The other times we’ve come for wine week, we were part of a mob. I was having a hard time reconciling the deserted restaurant with the frenzy of wine week. We go every year in March to celebrate Paula & Dean’s anniversary. During wine week they pour 10 wines for $20. It used to be $10 for 10 wines, but last year they doubled the price — someone in my wine group confided that they doubled the price to weed out the folks that just come once a year for wine week. Uh, gee, that would be us.
At last the hostess appeared and showed us to our table (still no one else in the restaurant). Our server, Brad, appeared with menus and a warm welcome.
“Where is everyone?” we asked.
“It’s Thursday,” he said.
We all looked at each other. Thursday? Really? What’s the matter with Thursday?
“There’ll be a lot more people here on Friday.” Oh-kay.
The wine cards at our places listed the 10 wines we’d be tasting. I was pleased that after the opening rose′ there were only two white ones. Good deal! Paula, Dean and I (and especially Dean) are partial to reds. Susie, bless her, is our Designated Driver, so the wine could’ve been green for all she cared.
Tatum (Tatum O’Neil’s parents would be smart to have named their daughter after this lovely lady) was our wine pourer and started with the Chateau D’Esclans “Whispering Angel” Rose′” which was somewhat dry, with hints of strawberries and having a pleasant, slightly spicy finish. We all agreed it was a nice start. Well, Dean dutifully drank his — better to get it out of the way and on to the reds!
Then the two whites, both from J. Lohr. The Sauvignon Blac was a hefty $24 (I looked it up when I got home) and I didn’t like it as well as the $9 Monkey Bay Sauvignon Blanc from New Zealand that I had discovered years before and is still a favorite. The second white was a rather nice oaky Chardonnay, also from J. Lohr. “Is that the end of the whites?” Dean asked rather plaintively. Yeah, keep munching those onion rings and salad. The reds will go well with the main course.
We dutifully sniffed, swirled and sipped (no spitting for us!) through the “10 Span Pinot Noir” (there’s a story there, I’m sure, but I haven’t checked it out yet), the Bordeaux, the Rioja and the Malbec.

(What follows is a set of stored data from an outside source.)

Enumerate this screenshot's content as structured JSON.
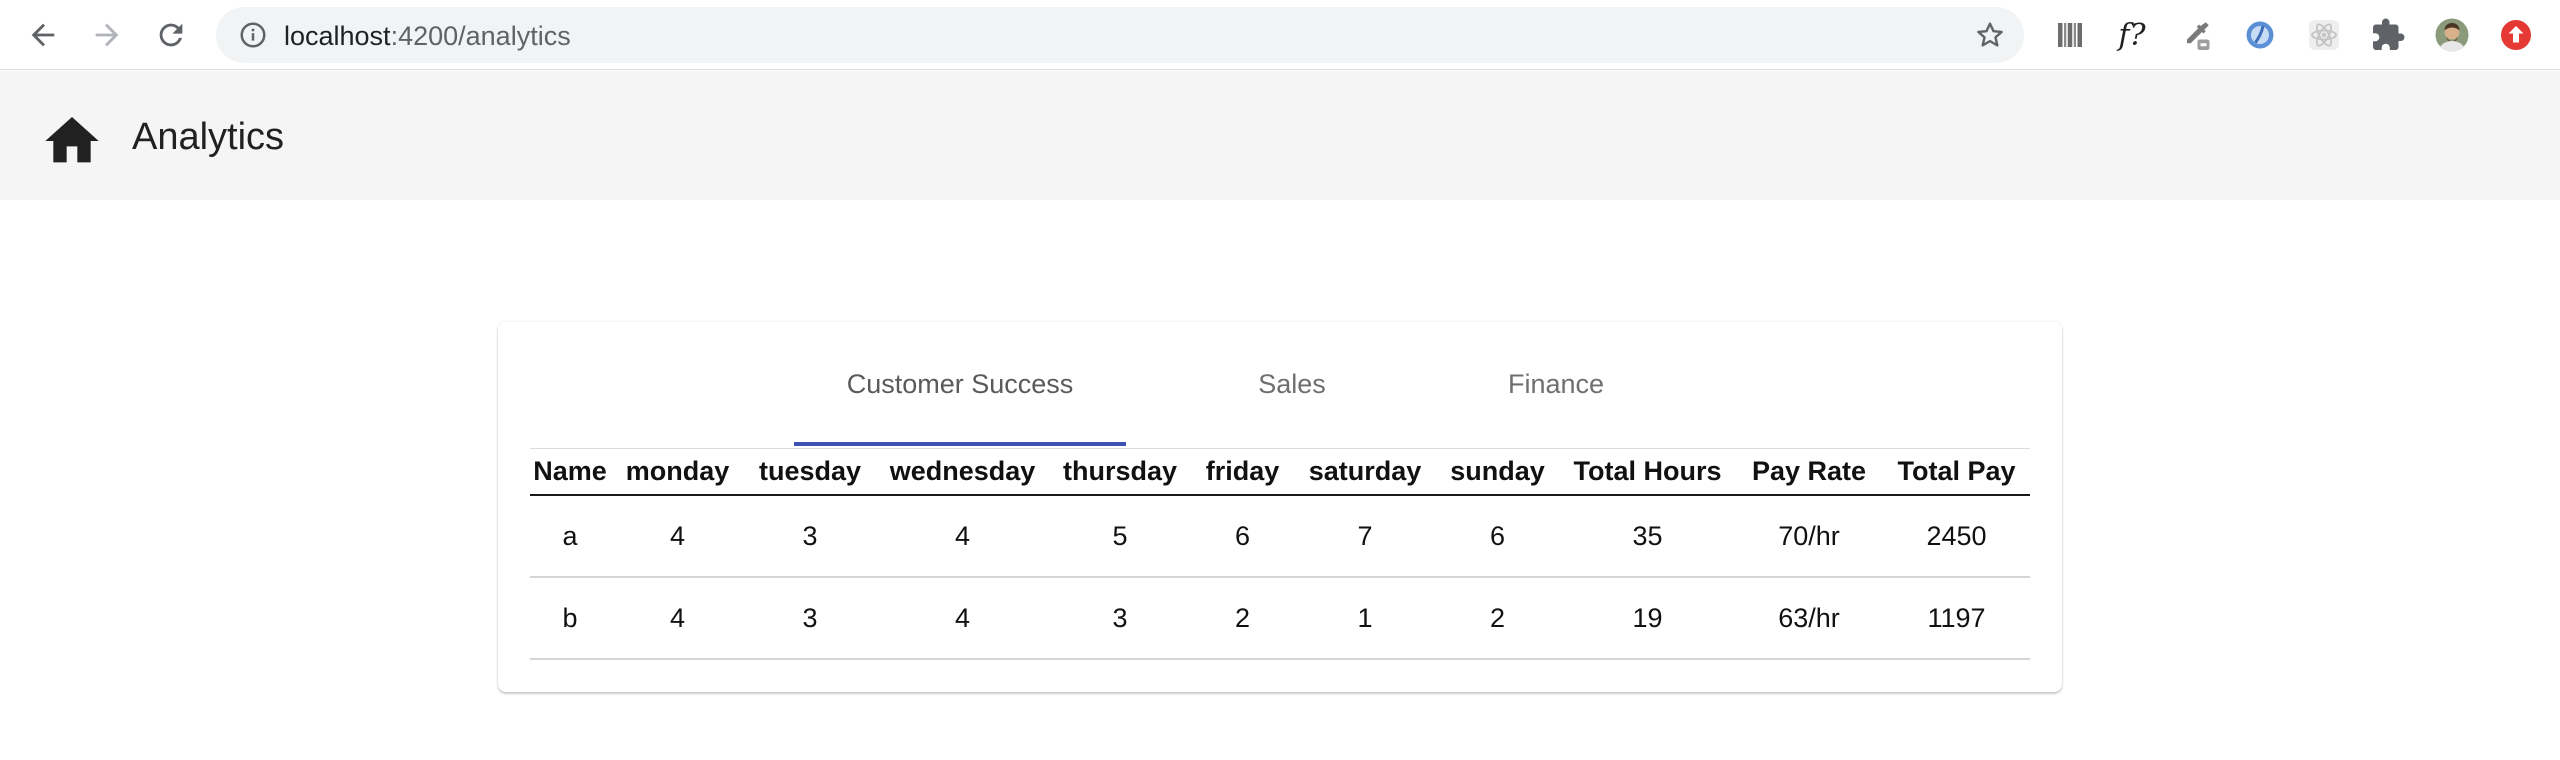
{
  "browser": {
    "url_host": "localhost",
    "url_path": ":4200/analytics",
    "extensions": [
      "barcode-icon",
      "f-question-icon",
      "eyedropper-icon",
      "blue-orb-icon",
      "react-icon",
      "puzzle-icon",
      "profile-avatar",
      "update-icon"
    ],
    "extension_f_label": "f?"
  },
  "app": {
    "title": "Analytics"
  },
  "tabs": [
    {
      "label": "Customer Success",
      "active": true
    },
    {
      "label": "Sales",
      "active": false
    },
    {
      "label": "Finance",
      "active": false
    }
  ],
  "table": {
    "headers": [
      "Name",
      "monday",
      "tuesday",
      "wednesday",
      "thursday",
      "friday",
      "saturday",
      "sunday",
      "Total Hours",
      "Pay Rate",
      "Total Pay"
    ],
    "rows": [
      [
        "a",
        "4",
        "3",
        "4",
        "5",
        "6",
        "7",
        "6",
        "35",
        "70/hr",
        "2450"
      ],
      [
        "b",
        "4",
        "3",
        "4",
        "3",
        "2",
        "1",
        "2",
        "19",
        "63/hr",
        "1197"
      ]
    ]
  },
  "colors": {
    "tab_ink": "#3f51b5",
    "toolbar_bg": "#f5f5f5",
    "update_badge": "#e53935"
  }
}
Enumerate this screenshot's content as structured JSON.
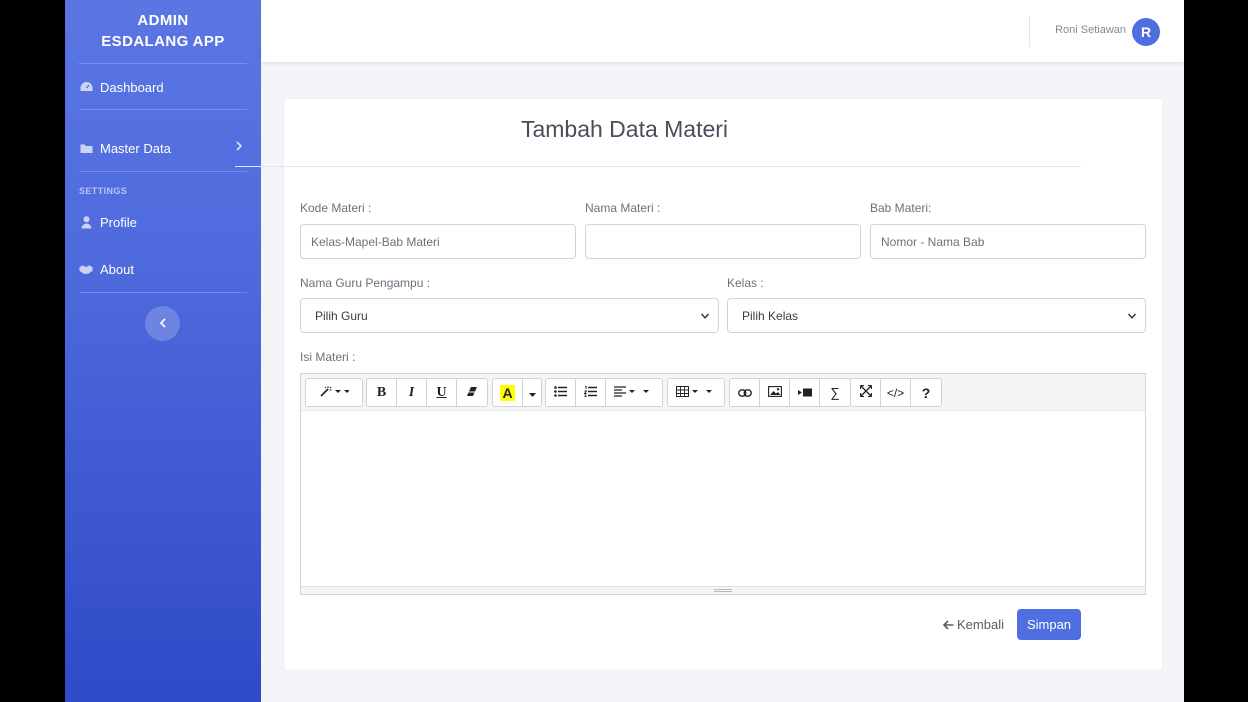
{
  "brand": {
    "line1": "ADMIN",
    "line2": "ESDALANG APP"
  },
  "sidebar": {
    "items": [
      {
        "label": "Dashboard",
        "icon": "dashboard-icon"
      },
      {
        "label": "Master Data",
        "icon": "folder-icon"
      },
      {
        "label": "Profile",
        "icon": "user-icon"
      },
      {
        "label": "About",
        "icon": "handshake-icon"
      }
    ],
    "section_settings": "SETTINGS",
    "toggle_icon": "chevron-left-icon"
  },
  "topbar": {
    "user_name": "Roni Setiawan",
    "avatar_initial": "R"
  },
  "form": {
    "title": "Tambah Data Materi",
    "kode_label": "Kode Materi :",
    "kode_placeholder": "Kelas-Mapel-Bab Materi",
    "nama_label": "Nama Materi :",
    "nama_value": "",
    "bab_label": "Bab Materi:",
    "bab_placeholder": "Nomor - Nama Bab",
    "guru_label": "Nama Guru Pengampu :",
    "guru_selected": "Pilih Guru",
    "kelas_label": "Kelas :",
    "kelas_selected": "Pilih Kelas",
    "isi_label": "Isi Materi :",
    "back_label": "Kembali",
    "save_label": "Simpan"
  },
  "editor_toolbar": {
    "bold": "B",
    "italic": "I",
    "underline": "U",
    "highlight": "A",
    "sigma": "∑",
    "code": "</>",
    "help": "?"
  },
  "colors": {
    "primary": "#4e6fe0",
    "sidebar_top": "#5b76e3",
    "sidebar_bottom": "#2f4ac7"
  }
}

Then, the deep, heavy reds: Petite Sirah — like ink it was! — (also from J. Lohr) and finally, Jackpot! Treana Red Blend and the Liberty School Cabernet Sauvignon. We liked them so much that we “re-visited” them both, side-by-side and couldn’t tell the difference. Wow! Turns out they are made by the same winery. One (The Red Blend) is $45. The Cabernet is $16 — guess which one I’ll be buying?
And strangely, the winery is in Paso Robles. I pulled out my wine map when I got home and I cannot understand why we’ve never visited there — we’ve been to the wineries on both sides of it, but not to Treana/Hope Family. We will definitely remedy that on our next trip to Paso Robles.
As we’d sipped, we’d worked our way through a huge plate of onion rings, salad and bread and our main course and in honor of Dean & Paula’s anniversary, S&W brought out a big slice of New York cheesecake. But Paula wanted something chocolate and it was their party, after all. We ordered the “gigantic chocolate cake.” Oh my gosh! Gigantic is right — it must have been 7 layers. The slice was about 1/5 of an entire cake. It would feed a family of four. As we staggered out 2-1/2 hours later, I noticed the place had pretty well filled up.
Over the weekend we discussed the meal and the wines and Paula said, “I think next year instead of paying $60 for the three of us to sample 10 wines, we should go buy something we know we like and just do steaks on the grill.” Now there’s a winning thought!
On mature reflection and with the benefit of hindsight, I think being weeded out isn’t so bad after all.